© Электронная версия книги подготовлена компанией ЛитРес (www.litres.ru)
Глава первая
1892 год
Граф Виктор ван Хаан угрюмо смотрел на искрящиеся водой рисовые поля, покрытые лесами горные вершины и веерные листья кокосовых пальм, отбрасывающих вокруг узорчатые тени.
Здесь всюду была зелень: сочная зелень полей, изумительные склоны холмов и просторы долин. Даже цветущий жасмин и тот, казалось, среди окружающей зелени удивительным образом потерял свою прекрасную изысканную белизну.
Сойдя на берег с корабля, путь на котором до Бали, по его мнению, занял чрезмерно долгое время, граф подумал, что отправлять его в эту ссылку, пусть и в столь прекрасную страну, было слишком жестоко.
И хотя, возможно, это продлится не так уж долго, с учетом нескольких месяцев пути – меньше года, это действительно была самая настоящая ссылка, доставившая ему минуты унижения, задевшая его чувство собственного достоинства.
Когда королева Даугер послала за ним, он отправился во дворец, ожидая, что ему предложат, как обычно, исполнять обязанности придворного или принять от ее имени каких-либо знатных гостей Голландии.
В прошлом королева время от времени обращалась к нему с подобными просьбами, учитывая, что его обаяние, дипломатические таланты и знание света были особенно полезны в то время, когда в Нидерландах отсутствовал король, на которого обычно возлагались подобные обязанности.
Впрочем, он говорил себе, что королева Даугер злоупотребляет его временем в последние несколько месяцев и что на этот раз он не позволит вовлечь себя во что-либо, не представляющее для него личного интереса.
Слишком часто ему приходилось терпеть общество невероятно скучных и напыщенных государственных деятелей, а бесконечно длящиеся банкеты и нескончаемые собрания он находил просто невыносимыми.
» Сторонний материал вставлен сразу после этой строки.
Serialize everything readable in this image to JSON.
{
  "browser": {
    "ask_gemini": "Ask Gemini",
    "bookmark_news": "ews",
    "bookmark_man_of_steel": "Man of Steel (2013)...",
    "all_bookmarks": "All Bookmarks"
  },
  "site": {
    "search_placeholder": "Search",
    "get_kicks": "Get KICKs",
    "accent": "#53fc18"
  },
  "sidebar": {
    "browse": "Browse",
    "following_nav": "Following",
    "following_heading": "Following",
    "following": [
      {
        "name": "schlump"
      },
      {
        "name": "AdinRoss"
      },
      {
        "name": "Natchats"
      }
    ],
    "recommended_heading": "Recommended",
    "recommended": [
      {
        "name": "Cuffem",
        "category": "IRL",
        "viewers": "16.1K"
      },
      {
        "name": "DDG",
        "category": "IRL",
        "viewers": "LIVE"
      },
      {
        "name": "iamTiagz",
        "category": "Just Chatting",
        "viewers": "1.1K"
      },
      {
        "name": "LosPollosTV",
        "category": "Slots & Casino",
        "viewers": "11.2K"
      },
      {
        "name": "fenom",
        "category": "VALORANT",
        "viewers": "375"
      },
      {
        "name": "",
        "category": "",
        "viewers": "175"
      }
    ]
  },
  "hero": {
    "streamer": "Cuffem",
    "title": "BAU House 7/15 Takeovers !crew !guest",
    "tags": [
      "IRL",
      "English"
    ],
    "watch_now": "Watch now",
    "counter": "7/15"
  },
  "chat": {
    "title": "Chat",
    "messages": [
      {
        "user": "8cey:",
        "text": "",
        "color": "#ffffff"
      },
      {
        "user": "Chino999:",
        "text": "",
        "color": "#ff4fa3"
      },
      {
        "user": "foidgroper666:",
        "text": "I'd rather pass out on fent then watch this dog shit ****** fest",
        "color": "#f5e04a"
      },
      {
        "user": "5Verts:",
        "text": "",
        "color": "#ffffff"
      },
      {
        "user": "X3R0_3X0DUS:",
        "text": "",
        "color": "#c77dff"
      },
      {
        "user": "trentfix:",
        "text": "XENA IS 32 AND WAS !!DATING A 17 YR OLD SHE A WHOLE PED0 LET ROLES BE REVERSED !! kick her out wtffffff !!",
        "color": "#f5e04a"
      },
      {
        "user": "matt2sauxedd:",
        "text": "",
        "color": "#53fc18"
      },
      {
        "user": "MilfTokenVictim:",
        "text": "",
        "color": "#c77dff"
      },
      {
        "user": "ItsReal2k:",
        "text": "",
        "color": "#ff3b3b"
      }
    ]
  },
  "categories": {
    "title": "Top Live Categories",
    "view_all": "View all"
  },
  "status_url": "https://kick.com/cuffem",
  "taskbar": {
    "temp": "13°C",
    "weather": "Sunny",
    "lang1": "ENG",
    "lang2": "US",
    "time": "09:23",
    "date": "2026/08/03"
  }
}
Вполне понятно, что граф, прослывший самым привлекательным мужчиной в Голландии и приходившийся королеве Даугер двоюродным кузеном, был при дворе на особом счету.
После смерти в 1890 году короля Вильгельма III принцесса Вильгельмина в десять лет стала королевой.
Ее мать, вдовствующая королева, была назначена регентшей при малолетней дочери, и теперь, два года спустя, Вильгельмина, разумеется, проводила время преимущественно в классной комнате.
Граф всегда пользовался особой любовью своей кузины и был готов предложить ей свою преданность и уважение.
А также, когда его это устраивало, он охотно сопровождал ее и исполнял многочисленные обязанности, но лишь до тех пор, пока они не входили в противоречие с его собственными планами.
Неудивительно, что к тому времени, как он достиг тридцати лет, граф, сознавая свое положение и влияние при дворе, стал весьма самоуверен и эгоистичен.
Он был не просто невероятно красив, но обладал яркой индивидуальностью, которая не могла оставить равнодушным никого, кто появлялся при скучном, отупевшем, скованном традициями голландском дворе. Возможно, все дело было в том, что сам граф был лишь наполовину голландцем.
Его отец, граф ван Хаан, был главой одной из самых уважаемых и славных фамилий в стране.
История ван Хаанов была также и историей Нидерландов, и трудно было назвать какое-либо значительное историческое событие, в котором принимала участие Голландия и где ван Хааны не играли бы более или менее заметной роли.
Однако мать графа была француженкой, дочерью герцога де Бриака. Она не только отличалась красотой, но и славилась своим умом и веселым нравом и была persona grata[1] во всех интеллектуальных салонах Парижа, которым покровительствовали весьма влиятельные лица в государстве.
Нетрудно было предсказать, что в результате брака таких незаурядных личностей, как граф Хендрик ван Хаан и Мадлен де Бриак, черты их исключительности непременно должны проявиться и в их потомках.
Их сын Виктор, без сомнения, оправдал эти ожидания и, кроме того, после смерти отца унаследовал огромное состояние, соперничать с которым могла только Корона.
Проходя по роскошно убранным покоям дворца в апартаменты королевы Даугер, он в который уже раз подумал, что здесь давно пора бы все переделать.
Во дворце хранились многочисленные произведения искусства, ценность которых, особенно картин, трудно было даже оценить, но все это было размещено без всякого вкуса и системы.
Сама королева Даугер и те, кто служил ей, были вполне удовлетворены тем, что их окружало, и, по-видимому, даже не собирались что-либо менять, но у графа каждое посещение дворца вызывало желание устроить все по своему усмотрению.
Лакей в великолепной ливрее открыл двери в личные покои королевы, и граф вошел, обнаружив, как он, впрочем, и ожидал, королеву в одиночестве.
Склонившись, как этого требовал этикет, над ее рукой, он уловил восхищенный блеск ее глаз.